Ein- und Ausfälle – Amt und Protest

Jeder, der einmal ein noch so kleines „Amt“  innehatte, weiß, dass diejenigen, für die er die Arbeit macht, einerseits heil froh sind, sie nicht selbst machen zu müssen, sich aber andererseits dadurch entwertet fühlen, dass sie sich an der Erledigung der Arbeit nur noch begrenzt beteiligen können. Dies führt mit einer gewissen Notwendigkeit zur Empfindlichkeiten. Denn der Delegierende fühlt sich, da er seine Gestaltungsmöglichkeiten zu Gunsten des Delegierten beschränkt, entweder ausgeschlossen oder, da es um seine Sache geht, berechtigt, die Erledigung der Arbeit besonders kritisch  zu verfolgen. Und der Delegierte meint, dass man ihm eine gewisse Dankbarkeit schulde und er daher eine reduzierte Kritik erwarten könne. Erschwert wird dass Ganze noch dadurch, dass  derjenige, welcher Befugnisse an Andere abgibt, befürchten muss, der Andere könne seine Vollmachten missbrauchen. Letzterer muss diese Befürchtung, sofern er ehrbar ist, als Zumutung empfinden, kann dies aber, da er nicht als unkritisierbar erscheinen will, nicht ohne weiteres zum Ausdruck bringen, was aber beim Delegierenden den Verdacht nähren kann, dass er nicht ehrbar sei. Aber nicht genug. Das eigentlich Komplizierte ist, dass man beim Delegierenden nur schwer zwischen berechtigter Kritik, Überempfindlichkeit, Hysterie und Streitlust und auf Seiten des Delegierten zwischen Betroffenheit und frechem Leugnen einer Interessenverflechtung unterscheiden kann.

Ein- und Ausfälle – Chinesische Strafen für schlechte Architektur

Der Ming-Kaiser Yong Le soll den Architekten der Verbotenen Stadt von Peking, weil dieser zum wiederholten Male nicht genügend gute Entwürfe für die Ecktürme des Palastes vorgelegt hatte, eines Tages mit dem Tode bedroht haben, falls er nicht bis zum nächsten Morgen qualitätvollere Pläne vorlege. Der Architekt, der nicht wusste, wie er den Ansprüchen des Kaisers  gerecht werden sollte, sei, so heißt es,  daraufhin in Verzweiflung gefallen und habe sich die ganze Nacht nur damit beschäftigt, seiner geliebten Grille einen schönen Käfig zu bauen. Als der Kaiser am nächsten Morgen kam, um zu sehen, was der Architekt unter der Todesdrohung zu Stande gebracht hatte, habe dieser sich in sein Schicksal ergeben auf sein bevorstehendes Ende vorbereitet. Der Kaiser habe aber die Zeichnung für den Grillenkäfig auf dem Tisch des Architekten entdeckt und geglaubt, dass es sich dabei sich um den Entwurf für die Türme handele. Er sei davon begeistert gewesen und habe den Architekten begnadigt.
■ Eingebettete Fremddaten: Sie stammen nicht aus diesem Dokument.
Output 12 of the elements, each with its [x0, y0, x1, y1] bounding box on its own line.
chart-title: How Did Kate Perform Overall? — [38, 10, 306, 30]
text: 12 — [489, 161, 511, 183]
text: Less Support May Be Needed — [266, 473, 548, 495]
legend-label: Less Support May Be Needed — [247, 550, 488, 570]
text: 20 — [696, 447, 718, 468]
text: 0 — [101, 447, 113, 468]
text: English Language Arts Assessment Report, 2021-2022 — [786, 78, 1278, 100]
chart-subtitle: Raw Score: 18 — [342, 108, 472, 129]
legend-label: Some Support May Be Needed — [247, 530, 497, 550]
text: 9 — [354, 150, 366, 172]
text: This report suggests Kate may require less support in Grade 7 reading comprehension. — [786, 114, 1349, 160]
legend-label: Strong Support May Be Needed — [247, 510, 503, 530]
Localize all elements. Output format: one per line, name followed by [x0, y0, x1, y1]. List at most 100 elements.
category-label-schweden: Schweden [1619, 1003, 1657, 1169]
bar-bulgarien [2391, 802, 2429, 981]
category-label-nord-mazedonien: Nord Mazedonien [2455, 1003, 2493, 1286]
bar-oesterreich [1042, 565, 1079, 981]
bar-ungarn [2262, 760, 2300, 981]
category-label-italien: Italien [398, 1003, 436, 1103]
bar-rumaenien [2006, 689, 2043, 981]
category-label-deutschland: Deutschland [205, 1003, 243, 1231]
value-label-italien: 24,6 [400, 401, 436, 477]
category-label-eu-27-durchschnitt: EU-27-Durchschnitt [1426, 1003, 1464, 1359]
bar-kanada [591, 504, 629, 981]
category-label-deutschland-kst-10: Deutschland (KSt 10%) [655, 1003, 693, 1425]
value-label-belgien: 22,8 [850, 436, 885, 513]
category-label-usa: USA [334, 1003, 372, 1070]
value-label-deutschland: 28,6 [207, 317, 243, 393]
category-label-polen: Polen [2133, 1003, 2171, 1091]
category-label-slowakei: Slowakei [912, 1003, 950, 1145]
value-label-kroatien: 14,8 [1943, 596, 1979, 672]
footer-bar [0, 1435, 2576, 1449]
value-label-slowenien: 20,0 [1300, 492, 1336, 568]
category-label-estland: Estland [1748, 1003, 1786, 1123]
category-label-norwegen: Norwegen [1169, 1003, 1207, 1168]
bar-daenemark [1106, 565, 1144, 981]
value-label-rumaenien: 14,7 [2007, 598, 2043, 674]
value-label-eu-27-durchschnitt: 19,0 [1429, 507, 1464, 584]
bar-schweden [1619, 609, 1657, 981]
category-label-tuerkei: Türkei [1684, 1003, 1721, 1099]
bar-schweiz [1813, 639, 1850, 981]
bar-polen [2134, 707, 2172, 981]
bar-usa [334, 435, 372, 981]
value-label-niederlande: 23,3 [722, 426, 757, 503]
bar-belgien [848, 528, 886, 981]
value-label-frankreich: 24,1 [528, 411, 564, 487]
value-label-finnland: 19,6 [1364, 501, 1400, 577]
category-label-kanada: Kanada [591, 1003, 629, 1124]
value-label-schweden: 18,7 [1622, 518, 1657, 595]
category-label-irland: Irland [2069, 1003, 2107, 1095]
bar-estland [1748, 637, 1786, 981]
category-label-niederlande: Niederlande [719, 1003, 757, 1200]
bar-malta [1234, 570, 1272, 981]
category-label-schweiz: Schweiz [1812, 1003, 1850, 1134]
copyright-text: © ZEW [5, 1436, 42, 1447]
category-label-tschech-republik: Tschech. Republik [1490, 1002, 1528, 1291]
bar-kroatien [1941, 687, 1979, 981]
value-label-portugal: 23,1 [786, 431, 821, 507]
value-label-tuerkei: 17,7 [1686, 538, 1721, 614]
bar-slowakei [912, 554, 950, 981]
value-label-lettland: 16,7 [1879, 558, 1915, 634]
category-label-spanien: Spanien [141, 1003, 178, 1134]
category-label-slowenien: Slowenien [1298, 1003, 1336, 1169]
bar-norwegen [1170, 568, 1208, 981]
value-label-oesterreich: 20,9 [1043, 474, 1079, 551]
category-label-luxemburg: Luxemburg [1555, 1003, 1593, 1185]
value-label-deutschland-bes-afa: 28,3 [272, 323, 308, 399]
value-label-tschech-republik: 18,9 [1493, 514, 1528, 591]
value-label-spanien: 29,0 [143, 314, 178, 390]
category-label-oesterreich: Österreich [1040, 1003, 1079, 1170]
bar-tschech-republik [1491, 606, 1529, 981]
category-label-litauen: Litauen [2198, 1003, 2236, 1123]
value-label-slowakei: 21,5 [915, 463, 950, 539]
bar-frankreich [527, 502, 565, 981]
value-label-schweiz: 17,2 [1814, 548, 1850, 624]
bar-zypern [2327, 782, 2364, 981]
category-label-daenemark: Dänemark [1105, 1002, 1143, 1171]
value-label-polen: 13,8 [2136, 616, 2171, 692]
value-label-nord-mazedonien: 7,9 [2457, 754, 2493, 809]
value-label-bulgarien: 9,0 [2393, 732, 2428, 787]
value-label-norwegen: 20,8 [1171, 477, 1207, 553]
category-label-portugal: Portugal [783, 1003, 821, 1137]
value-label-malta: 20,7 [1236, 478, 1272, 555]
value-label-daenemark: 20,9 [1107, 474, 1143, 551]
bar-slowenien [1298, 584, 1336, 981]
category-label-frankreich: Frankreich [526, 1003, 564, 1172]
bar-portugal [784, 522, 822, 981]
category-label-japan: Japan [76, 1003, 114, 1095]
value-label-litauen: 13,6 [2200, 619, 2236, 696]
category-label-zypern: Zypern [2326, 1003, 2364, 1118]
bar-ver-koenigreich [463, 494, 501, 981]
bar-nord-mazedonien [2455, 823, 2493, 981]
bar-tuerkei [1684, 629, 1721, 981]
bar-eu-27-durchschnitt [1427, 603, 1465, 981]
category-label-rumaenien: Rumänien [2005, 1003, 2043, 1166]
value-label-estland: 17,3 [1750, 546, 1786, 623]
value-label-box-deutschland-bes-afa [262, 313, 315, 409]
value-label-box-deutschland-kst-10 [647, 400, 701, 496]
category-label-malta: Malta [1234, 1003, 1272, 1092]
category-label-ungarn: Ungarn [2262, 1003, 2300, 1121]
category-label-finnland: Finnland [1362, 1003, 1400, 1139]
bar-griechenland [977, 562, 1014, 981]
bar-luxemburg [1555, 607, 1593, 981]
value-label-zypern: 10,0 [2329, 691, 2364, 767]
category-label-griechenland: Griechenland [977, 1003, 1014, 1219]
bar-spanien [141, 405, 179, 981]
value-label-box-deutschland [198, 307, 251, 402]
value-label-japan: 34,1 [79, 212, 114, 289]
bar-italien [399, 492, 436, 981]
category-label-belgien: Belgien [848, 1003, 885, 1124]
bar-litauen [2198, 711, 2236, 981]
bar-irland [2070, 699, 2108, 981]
 Ob diese Geschichte wahr ist, wird man angesichts der Art, wie man im alten China Geschichte schrieb und bestimmten Zwecken dienlich machte, wohl nie erfahren. Man kann für den armen Architekten und alle seine Kollegen nur hoffen, dass sie Übertreibungen der Art enthält, wie sie im Zusammenhang mit chinesischen Kaisern üblich waren. Aber auch wenn nicht viel Wahres daran sein sollte, so zeigt die Geschichte in jedem Fall, welch` hohen Stellenwert die Qualität der Architektur im alten China hatte. Das gegenteilige Extrem ist der vollkommene Mangel an Respekt vor der Öffentlichkeit und ihren Repräsentanten, den ungezählte Architekten in unseren Breiten und Zeiten an den Tag legen.

Ein – und Ausfälle – Das Konkrete als illegitimes Kind des Allgemeinen

Die Emanzipation des Individuums von übermäßig einschränkenden Bindungen durch das Allgemeine, die als wesentliches Merkmal der Moderne gilt, ist auf merkwürdige Weise mit eben diesem Allgemeinen verbunden. Der Gedanke vom eigenständigen Wert des Individuums gilt als eine (Spät)Frucht der christlichen Vorstellung, dass der Mensch Kind und Abbild Gottes sei. Jeder einzelne Mensch wird damit als Ableger des monotheistischen und unsichtbaren Gottes aufgefasst, der einerseits Person zugleich aber der Prototyp des Allgemeinen ist. Die Lage ist ähnlich wie in den Naturwissenschaften, wo die Entdeckung der wirklichen Eigenschaften des Konkreten, welche ebenfalls in der Moderne stattfand, auch weitgehend eine Folge des Denkens in allgemeinen (Natur)Gesetzlichkeiten ist.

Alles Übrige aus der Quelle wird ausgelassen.